Solar power: ‘This is our future’
Published 10:44 pm Monday, August 20, 2012
- From left, Charles Burgamy and Wayne Beggs of Triangle Energy Concepts pose with Colquitt County resident Bill Elliott, who has installed solar cells at his farm.
Bill Elliott’s electrical meter runs backwards at times due to a solar energy system he installed on his Colquitt County farm.
“I’m just amazed. This is the future,” he said of the system he learned about 14 weeks ago and is now using to actually generate electricity at his home and property on Tallokas Road.
Elliott, a retired banker and developer of 20 Fred’s stores, including the one in Moultrie, has teamed up with Triangle Energy Concepts, a marketing arm of Hannah Solar, the Atlanta-based company that designs and installs the equipment. Elliott has been involved in three installations with a fourth in the works. He first heard about the firms at a local Rotary Club meeting where he met Triangle representatives Charles Burgamy and Wayne Beggs.
“Alll of this stuff has amazed me. If I was going to be part of it I had to have it myselfl. I needed to show it to someone,” Elliott said.
His is not the first solar installation in Colquitt County, but it is the first to have a GPS tracking system that follows the sun all day, providing for most electrical needs, depending on the intensity of the sunlight and the amount of power being used. During a recent thunderstorm Elliott’s neighbors had no electricity while he was still in the light.
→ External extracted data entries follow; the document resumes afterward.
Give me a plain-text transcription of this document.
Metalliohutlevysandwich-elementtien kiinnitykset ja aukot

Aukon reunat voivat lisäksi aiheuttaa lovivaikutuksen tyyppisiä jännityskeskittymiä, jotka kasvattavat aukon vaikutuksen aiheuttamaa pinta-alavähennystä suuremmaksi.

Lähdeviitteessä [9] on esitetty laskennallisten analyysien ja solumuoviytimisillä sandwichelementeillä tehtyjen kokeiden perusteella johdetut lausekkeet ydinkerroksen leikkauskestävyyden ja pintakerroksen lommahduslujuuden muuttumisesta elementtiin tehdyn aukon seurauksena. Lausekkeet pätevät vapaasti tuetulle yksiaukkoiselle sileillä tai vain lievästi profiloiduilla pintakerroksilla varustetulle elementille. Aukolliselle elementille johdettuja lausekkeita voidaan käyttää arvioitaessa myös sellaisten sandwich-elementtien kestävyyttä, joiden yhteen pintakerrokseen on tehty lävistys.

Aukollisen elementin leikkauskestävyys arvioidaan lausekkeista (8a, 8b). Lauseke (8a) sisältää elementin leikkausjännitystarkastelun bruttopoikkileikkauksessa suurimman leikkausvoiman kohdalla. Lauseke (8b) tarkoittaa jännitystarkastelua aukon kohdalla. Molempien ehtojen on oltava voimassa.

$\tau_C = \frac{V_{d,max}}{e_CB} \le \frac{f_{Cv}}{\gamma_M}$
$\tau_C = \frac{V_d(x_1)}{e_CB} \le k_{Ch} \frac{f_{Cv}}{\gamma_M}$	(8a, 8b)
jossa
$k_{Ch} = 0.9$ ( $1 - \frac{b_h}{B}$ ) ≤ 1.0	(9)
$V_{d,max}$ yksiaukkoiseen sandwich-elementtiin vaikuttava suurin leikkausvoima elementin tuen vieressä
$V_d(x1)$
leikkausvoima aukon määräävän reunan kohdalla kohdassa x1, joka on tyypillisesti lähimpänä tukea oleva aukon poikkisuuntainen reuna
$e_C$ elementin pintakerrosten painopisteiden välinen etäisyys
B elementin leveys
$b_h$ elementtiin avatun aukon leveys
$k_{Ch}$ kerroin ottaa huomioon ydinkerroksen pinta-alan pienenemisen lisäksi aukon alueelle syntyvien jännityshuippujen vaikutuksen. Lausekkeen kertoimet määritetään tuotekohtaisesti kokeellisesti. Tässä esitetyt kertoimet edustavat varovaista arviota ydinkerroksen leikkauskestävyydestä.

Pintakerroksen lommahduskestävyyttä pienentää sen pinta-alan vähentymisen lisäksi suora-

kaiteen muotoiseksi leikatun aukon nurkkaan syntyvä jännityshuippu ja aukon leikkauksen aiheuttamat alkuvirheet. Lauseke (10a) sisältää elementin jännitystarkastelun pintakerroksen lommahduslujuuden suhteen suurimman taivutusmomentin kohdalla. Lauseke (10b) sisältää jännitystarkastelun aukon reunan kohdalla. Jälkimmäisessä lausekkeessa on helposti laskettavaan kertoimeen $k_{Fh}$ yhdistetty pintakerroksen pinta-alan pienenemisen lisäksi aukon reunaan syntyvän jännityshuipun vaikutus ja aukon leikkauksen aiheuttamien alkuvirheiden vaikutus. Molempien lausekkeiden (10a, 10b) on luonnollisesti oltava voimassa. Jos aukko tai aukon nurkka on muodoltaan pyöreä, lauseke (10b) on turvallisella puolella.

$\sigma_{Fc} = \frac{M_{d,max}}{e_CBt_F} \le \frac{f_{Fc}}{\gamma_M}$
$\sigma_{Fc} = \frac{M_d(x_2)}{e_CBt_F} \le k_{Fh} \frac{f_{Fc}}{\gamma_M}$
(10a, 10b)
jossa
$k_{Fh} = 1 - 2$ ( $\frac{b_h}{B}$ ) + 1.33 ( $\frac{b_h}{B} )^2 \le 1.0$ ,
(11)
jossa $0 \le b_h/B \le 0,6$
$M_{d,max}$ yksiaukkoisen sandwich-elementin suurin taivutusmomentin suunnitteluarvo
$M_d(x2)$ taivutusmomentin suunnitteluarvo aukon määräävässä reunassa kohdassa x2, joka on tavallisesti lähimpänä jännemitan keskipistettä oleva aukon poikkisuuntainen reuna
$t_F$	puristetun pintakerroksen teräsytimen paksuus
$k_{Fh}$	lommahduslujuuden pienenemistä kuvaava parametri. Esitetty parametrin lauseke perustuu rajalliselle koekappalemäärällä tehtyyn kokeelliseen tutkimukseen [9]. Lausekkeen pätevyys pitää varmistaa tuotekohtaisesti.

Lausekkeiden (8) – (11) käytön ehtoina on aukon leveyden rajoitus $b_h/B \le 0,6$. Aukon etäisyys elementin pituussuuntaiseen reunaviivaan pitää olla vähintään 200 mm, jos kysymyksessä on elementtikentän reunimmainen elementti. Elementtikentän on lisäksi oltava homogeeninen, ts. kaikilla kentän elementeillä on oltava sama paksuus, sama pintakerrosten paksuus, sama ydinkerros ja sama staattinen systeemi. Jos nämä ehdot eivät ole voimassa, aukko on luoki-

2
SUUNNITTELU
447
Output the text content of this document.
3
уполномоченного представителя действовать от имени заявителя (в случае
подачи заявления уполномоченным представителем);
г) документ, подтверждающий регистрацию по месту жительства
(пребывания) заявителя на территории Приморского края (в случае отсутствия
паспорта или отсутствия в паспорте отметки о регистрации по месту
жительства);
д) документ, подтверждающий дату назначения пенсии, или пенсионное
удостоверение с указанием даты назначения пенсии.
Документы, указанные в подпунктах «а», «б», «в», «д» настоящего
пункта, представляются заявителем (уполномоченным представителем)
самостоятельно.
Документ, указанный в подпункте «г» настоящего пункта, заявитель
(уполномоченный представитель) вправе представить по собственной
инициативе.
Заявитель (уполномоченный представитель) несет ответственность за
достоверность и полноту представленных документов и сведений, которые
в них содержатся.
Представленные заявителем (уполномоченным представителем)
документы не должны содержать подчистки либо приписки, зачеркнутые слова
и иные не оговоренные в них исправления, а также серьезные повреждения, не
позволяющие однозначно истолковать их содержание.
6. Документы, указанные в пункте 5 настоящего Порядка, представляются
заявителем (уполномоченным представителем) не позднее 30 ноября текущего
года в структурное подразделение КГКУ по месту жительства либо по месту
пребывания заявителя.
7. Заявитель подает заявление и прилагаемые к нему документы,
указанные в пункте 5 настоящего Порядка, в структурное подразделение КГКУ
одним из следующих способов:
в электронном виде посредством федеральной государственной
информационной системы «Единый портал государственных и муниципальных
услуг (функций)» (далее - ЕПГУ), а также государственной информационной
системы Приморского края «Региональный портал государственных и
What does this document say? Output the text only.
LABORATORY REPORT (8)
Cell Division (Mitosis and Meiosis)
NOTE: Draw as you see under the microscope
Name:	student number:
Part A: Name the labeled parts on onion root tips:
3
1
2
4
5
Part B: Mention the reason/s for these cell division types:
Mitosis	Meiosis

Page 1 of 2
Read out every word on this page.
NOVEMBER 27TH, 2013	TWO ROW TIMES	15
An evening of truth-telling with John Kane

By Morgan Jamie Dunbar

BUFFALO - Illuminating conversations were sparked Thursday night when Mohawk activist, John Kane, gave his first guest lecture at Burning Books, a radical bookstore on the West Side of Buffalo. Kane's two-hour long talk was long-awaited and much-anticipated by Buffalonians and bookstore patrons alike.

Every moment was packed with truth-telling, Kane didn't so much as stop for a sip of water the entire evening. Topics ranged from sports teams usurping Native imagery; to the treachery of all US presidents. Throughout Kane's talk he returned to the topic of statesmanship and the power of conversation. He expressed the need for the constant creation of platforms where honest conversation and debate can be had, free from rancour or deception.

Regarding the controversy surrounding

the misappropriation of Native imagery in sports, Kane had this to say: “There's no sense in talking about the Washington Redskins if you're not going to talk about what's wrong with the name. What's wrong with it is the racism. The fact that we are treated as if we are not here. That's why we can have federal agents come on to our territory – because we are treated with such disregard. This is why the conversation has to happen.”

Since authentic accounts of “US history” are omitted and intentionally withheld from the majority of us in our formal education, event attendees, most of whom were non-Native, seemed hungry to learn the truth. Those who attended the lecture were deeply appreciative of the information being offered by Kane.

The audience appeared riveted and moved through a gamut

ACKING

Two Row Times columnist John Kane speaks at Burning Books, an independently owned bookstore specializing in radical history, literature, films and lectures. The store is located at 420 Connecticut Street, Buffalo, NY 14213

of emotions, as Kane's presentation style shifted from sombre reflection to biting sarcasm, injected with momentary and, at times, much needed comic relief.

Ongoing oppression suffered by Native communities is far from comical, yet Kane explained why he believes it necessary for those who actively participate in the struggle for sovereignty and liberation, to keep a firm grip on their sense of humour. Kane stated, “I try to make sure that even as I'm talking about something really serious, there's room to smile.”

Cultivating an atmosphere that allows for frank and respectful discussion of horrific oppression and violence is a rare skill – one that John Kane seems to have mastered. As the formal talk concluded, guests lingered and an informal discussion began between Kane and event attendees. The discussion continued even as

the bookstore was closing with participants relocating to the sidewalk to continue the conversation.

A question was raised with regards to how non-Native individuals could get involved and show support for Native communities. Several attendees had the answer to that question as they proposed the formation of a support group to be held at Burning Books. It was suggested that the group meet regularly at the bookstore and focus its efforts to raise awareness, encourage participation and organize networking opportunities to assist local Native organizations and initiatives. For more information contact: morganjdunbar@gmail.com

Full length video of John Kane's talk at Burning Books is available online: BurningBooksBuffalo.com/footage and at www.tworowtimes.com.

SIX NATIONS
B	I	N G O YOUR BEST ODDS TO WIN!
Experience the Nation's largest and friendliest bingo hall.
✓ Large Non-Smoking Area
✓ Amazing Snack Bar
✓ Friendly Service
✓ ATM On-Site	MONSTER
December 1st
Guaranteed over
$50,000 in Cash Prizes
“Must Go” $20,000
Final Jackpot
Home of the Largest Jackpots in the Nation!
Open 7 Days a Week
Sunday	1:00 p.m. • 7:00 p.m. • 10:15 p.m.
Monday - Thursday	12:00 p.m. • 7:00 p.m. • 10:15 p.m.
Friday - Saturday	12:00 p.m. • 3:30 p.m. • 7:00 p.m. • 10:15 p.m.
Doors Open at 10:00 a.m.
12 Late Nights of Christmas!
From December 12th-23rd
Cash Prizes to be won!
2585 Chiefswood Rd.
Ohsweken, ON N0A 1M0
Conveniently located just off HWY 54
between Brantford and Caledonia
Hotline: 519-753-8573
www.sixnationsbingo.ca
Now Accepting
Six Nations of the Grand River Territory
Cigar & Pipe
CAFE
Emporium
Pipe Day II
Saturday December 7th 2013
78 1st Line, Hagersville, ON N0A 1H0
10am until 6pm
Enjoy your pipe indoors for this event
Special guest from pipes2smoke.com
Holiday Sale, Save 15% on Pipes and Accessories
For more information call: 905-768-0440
Elliott said he has received many phone calls about the 12 solar panels on the edge of his property that are visible from Tallokas Road. Another 22 panels are mounted on the roof of a barn behind his house. Individual cells within each panel generate an electrical current that is sent to a converter next to his Colquitt EMC electrical meter on the outside of his house and produces an AC current.
The excess killowatts generated push the EMC meter backwards. Elliot says the system should produce 1,150 kilowatts per month, or about $125 per month in electricity.
“I believe in it. I’m controlliing my future costs,” Elliott said. “Solar energy is coming and we’re in the first stages of it.”
Through Triangle Elliott is trying to sell businesses and farmers on the Hannah system. He first saw the Hannah system in use at the American Peanut Growers coop facilties in Donalsonville. The drying sheds there now feature the state’s largest roof-mounted solar system. The association’s 87 peanut producers’ effort for sustainable energy includes a contract with Georgia Power in which the power company purchases the power generated at the peanut processing plant. according to Charles Burgamy of Triangle.
“Solar is coming,” Elliott said. That energy can be harvested and appliied to uses as varied as running a factory to heating and cooling a home.
He, Burgamy and Beggs agree that tax incentives make the system a viable energy source for smaller commercial businesses, farmers and other property owners. The whole idea is to get away from reliance on foreign oil, said Beggs.
A recent University of Tennessee report commissioned by the Solar Industry Association states that solar is on the path to becoming a mainstream source of energy in the U.S.
The federal government now gives a 30 percent tax credit and the state of Georgia gives 35 percent deductions for solar energy installation. Georgia’s solar tax credits make businesses eligible for up to $500,000 to offset the cost of installation and homeowners can receive up to $10,500 in credits. The credits must be taken over four years.
That means a $32,000 investment can cost $3,400 after incentives and depreciation. The system also adds to a property’s value. According to Elliott, a system would pay for itself in three and a half years, and generate free use for the next 25 years, the length of the system’s warranty,
“People are skeptical, but solar power works and is making sense for homeowners and businesses,” Beggs said.
Elliott noted that in May solar energy accounted for 10 percent of electricity in Germany, where there are now over one million solar systems.
“Europe is way ahead of us,” he said.
Currently Hannah is involved in the installation of a solar farm in Mitchell County and at a facility iin Valdosta. the largest gound-mounted installation in Georgia.
Elliott said his job is to educate bankers and accountants about the vialbility of solar systems,.